The development of computer coding skills now begins in the younger grade levels, and a recent Minisink Valley Elementary second-grade class experience represents how skills can be taught in a fun and themed way.


Students in Sally Mankoo’s class used a recent library visit to code Blue-Bots robots to operate on a plastic grid mat.  The goal --- using a holiday theme ---was to program the robots to pick up a treat, visit with “the gingerbread man,” avoid “the villainous fox” and travel along a clear pathway to the gingerbread house, presumably where the robots would “be safe and happy.”


“The students are learning problem-solving, planning and sequential thinking, all important skills for beginning coders,” said librarian Mia McClean. “Students really enjoyed the challenge of this experience.”


And, who wouldn’t?


Students sat on the floor by their assigned plastic grid mats, plotting how to get to their robot to pick up the candies, visit their favorite “ginger-molasses-cinnamon-nutmeg” friend and stay clear of the shifty fox who probably had a ravenous appetite.


As part of their work, they needed to calculate how many grid spaces their robot needed for its travel route which would ultimately get it to the gingerbread house, while avoiding the fox’s “lair.”  


To get the robot to its final destination, they took those calculations and pressed the proper buttons on its topside.


Megan Gass, Gloria Torregrossa, Vivienne Kappel and Jake Juers were in one of the groups working on the calculations their robot would need.


'Bee-Bot Henry' is on the move


The students pronounced they named their robot “Bee-Bot Henry,” and discussed the best route for “him” to take.


“We had our teacher teach us how to do this,” said Gloria.


“You have to decide what way is the best way to get to where you want to go,” added Vivienne. “You have to press the button the appropriate times to get to the house.”


Megan quickly interjected: “But, don’t let him touch the villain!”


Coding also teaches problem-solving skills 


Mrs. Mankoo stressed the activity had multi-purposes.


“There’s a list of instructions they have to follow,” she said. “There’s a lot of problem-solving they have to do.
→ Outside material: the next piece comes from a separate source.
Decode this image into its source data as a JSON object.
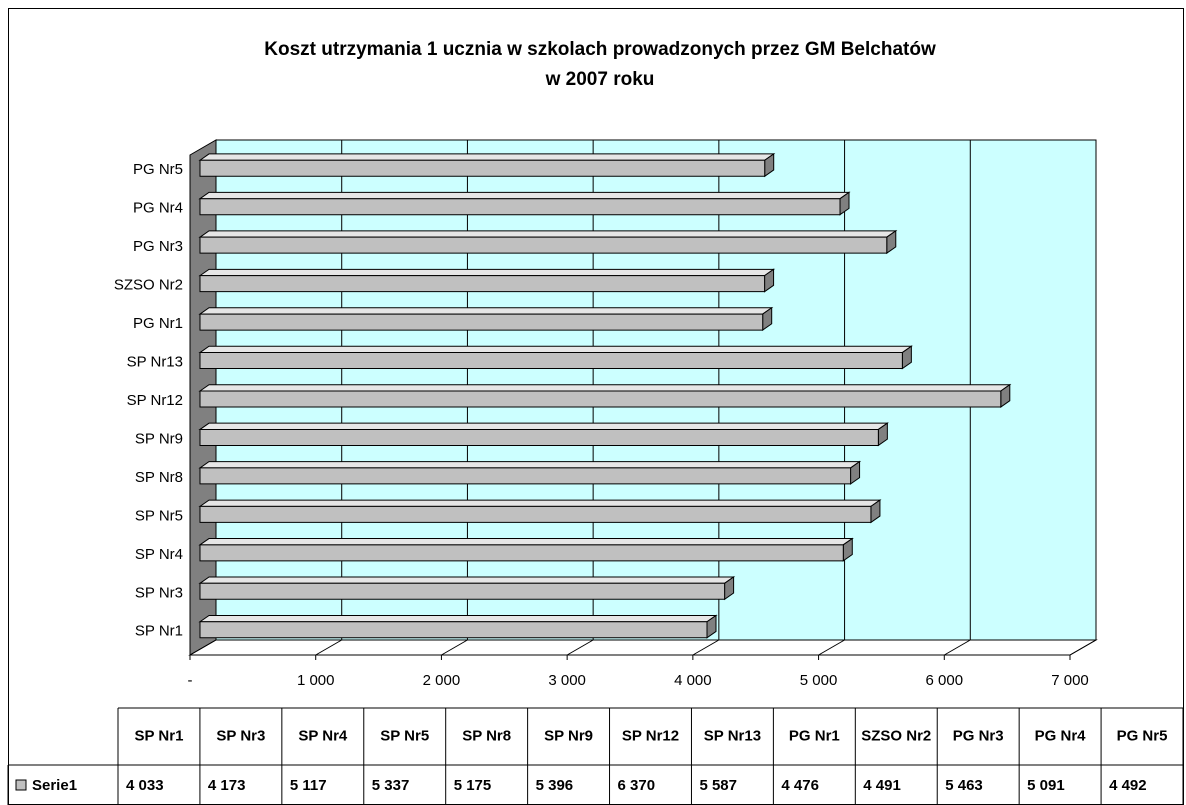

I am happy they can understand that coding is something they can do and that they can do this sequentially.”


The foursome felt the activity was useful and fun.


“The best part is that you can program whatever you want him to do,” said Jake. “Then you can ‘clear him’ and do it again. You can learn from your mistakes.”


Megan agreed, adding: “I think the best part of coding is that you can have fun with each other and you get to learn a lot of coding.”


Vivienne had a more instructional perspective.


“You’re teaching the Bee-Bot what to do,” she said.


And sometimes, it’s simply seeing the end result of one’s work.

“The best part,” added Gloria, “is when you get to the place you want to be.”


Which, in life, is true for so many things.